# Corgi vs. Shepherd



## aubie (Dec 22, 2008)

Anna's cousin, Lola (my sis's corgi), came down this weekend. Of course, since Lola is older she's soooo Alpha and looks soooo vicious!









It's real funny to see them herd/chase each other as well...they both slept like rocks that night.

Lola...the Alpha with the squeaky fish prize!










The fight for the squeaky fish begins....










Lola triple dog daring Anna..




























Circling...










Wow! Attack corgi/piggy!!! Watch out vicious Shepherd!! 










Winner: Lola!


----------



## JerzeyGSD (Jun 26, 2008)

Haha. The tug-of-war pictures are cute.


----------



## Rügen (Mar 19, 2008)

I love Corgis! She's really cute. Aren't all female corgis automaticly given the status of Alpha!?!?

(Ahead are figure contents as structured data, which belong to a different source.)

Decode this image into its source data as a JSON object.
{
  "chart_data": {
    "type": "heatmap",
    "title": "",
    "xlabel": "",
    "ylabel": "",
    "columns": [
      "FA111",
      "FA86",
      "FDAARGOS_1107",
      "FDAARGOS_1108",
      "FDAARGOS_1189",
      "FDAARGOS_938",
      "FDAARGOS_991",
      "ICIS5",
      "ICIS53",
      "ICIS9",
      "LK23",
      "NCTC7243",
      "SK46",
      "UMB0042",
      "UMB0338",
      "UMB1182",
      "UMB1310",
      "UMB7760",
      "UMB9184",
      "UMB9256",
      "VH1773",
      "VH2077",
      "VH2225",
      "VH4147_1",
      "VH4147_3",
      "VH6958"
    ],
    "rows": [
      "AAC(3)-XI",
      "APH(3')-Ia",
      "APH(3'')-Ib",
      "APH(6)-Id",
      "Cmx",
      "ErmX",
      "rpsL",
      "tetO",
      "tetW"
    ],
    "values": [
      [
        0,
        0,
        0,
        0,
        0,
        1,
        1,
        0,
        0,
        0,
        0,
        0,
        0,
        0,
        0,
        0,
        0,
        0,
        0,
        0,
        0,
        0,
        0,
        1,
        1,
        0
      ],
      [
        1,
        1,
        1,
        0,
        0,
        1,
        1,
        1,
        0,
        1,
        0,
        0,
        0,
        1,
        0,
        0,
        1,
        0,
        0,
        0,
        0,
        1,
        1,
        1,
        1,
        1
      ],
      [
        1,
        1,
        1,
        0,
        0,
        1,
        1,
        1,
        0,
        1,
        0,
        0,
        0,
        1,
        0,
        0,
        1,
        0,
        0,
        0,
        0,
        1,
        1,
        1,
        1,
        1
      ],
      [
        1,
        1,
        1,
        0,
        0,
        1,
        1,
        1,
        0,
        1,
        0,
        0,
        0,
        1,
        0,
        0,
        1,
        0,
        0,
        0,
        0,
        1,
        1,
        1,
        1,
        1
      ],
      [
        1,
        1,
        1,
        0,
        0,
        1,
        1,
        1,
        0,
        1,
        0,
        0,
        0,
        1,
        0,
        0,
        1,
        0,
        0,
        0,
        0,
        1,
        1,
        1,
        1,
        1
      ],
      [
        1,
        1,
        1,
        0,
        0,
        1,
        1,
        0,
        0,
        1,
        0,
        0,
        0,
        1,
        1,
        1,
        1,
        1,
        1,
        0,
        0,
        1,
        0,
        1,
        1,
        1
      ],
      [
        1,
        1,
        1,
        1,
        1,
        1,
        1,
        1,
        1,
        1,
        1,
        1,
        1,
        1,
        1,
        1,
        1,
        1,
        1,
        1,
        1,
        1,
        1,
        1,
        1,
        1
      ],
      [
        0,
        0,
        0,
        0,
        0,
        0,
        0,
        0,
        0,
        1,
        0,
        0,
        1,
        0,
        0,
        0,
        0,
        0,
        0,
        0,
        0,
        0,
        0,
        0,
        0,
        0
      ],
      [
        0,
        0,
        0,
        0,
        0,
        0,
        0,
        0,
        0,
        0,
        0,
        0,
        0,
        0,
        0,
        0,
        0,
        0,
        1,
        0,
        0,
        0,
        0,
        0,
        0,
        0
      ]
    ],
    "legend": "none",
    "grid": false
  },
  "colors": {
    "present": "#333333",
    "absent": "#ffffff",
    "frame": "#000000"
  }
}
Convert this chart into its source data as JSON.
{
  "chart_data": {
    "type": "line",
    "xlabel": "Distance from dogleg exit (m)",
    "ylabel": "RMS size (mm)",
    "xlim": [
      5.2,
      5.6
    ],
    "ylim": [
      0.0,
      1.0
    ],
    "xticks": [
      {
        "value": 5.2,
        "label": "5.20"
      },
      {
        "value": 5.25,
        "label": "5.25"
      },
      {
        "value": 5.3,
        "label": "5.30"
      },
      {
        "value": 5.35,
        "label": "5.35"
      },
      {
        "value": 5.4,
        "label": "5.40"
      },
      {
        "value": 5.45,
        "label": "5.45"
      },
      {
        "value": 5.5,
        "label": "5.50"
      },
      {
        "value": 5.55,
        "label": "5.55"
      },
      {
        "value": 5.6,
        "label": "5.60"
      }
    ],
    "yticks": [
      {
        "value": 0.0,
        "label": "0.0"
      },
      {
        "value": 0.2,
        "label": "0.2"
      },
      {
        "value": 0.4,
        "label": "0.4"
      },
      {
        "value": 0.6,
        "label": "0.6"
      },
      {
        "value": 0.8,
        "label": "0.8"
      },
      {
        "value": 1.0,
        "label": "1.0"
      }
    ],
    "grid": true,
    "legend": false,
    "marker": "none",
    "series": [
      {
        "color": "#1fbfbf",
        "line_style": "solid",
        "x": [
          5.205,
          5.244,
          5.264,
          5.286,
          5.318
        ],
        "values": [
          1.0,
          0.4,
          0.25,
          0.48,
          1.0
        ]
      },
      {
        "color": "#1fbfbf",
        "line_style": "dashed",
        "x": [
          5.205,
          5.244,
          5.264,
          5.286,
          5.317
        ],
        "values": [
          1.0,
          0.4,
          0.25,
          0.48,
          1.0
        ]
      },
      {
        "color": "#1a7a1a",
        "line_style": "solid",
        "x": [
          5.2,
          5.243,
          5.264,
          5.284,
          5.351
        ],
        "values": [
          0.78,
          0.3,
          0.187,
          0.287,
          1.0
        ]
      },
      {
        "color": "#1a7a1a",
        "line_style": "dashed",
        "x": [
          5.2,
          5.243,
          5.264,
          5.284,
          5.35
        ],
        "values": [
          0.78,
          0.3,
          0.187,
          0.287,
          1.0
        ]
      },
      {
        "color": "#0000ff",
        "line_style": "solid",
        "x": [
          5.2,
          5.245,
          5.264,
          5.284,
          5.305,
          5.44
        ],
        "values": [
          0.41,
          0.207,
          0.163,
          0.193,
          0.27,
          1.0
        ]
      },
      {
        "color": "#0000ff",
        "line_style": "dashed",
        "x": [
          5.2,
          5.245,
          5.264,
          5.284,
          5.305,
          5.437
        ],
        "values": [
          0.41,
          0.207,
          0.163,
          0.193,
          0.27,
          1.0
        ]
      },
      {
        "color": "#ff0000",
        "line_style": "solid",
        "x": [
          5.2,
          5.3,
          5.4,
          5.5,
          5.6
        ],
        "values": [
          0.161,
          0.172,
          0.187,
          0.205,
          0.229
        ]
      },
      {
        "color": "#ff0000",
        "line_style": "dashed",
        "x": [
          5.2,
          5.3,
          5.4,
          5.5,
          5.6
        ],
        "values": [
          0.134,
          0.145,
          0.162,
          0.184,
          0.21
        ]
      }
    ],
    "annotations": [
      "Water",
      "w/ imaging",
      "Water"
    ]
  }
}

Anna's just beautiful- it looks like she played very well with her cousin


----------



## kaylesraven (Jul 2, 2008)

ahhh...corgi's are so cute!! And Anna is stunning!


----------



## JasperLoki (Sep 25, 2005)

Corgi's are second to none.

I work at a dog kennel, boy they can hold their own.

Personality like a GSD.

Great pics


----------



## aubie (Dec 22, 2008)

Yeah it helps that she has the street cred of a GSD cousin and a brother who's a pittie!! Lola's tougher than BOTH of them!!


----------



## littledmc17 (Apr 9, 2008)

those were awesome!!


----------



## JasperLoki (Sep 25, 2005)

Too bad there aren't any poles with ice with the "triple dog dare" being related


----------



## Kayos and Havoc (Oct 17, 2002)

What cute pics! I love Corgi's!


----------



## Metalsmith (Mar 25, 2009)

Great pics! It's clear who's in charge here. 
Corgis are one of my favorite breeds.


----------



## geokon_2000 (Jan 25, 2005)

Love the pics! Corgi's are just sawed off shepherds aren't they?


----------



## Deejays_Owner (Oct 5, 2005)

Love, Pembroke Welsh Corgi, *GSD with little legs!!*
As a kid my parents started out as Pembroke breeders than got into GSD also.
Our Corgi bitch was out of the Queen Elizabeth kennel, and was the Alpha hands down. 
It's not just the age


----------



## fuzzmom (Jul 13, 2004)

Oooooooooooooooo...my 2 favorite breeds together!! Female Corgis tend to be very bossy and yes it goes without saying they tend to always be alphas over the males. Just don't tell my boys that.


----------



## aubie (Dec 22, 2008)

lol...yes, Lola is pure female corgi. She likes to hang with "big dogs" and is attracted to GSD's, Rotts, Dobes and the like. She hates little fuzzy terriers but loves Pits. 

It's hilarious to see her bossing the "aggressive" GSD and Pit around the yard. My mom's Sheltie doesn't stand a chance!


----------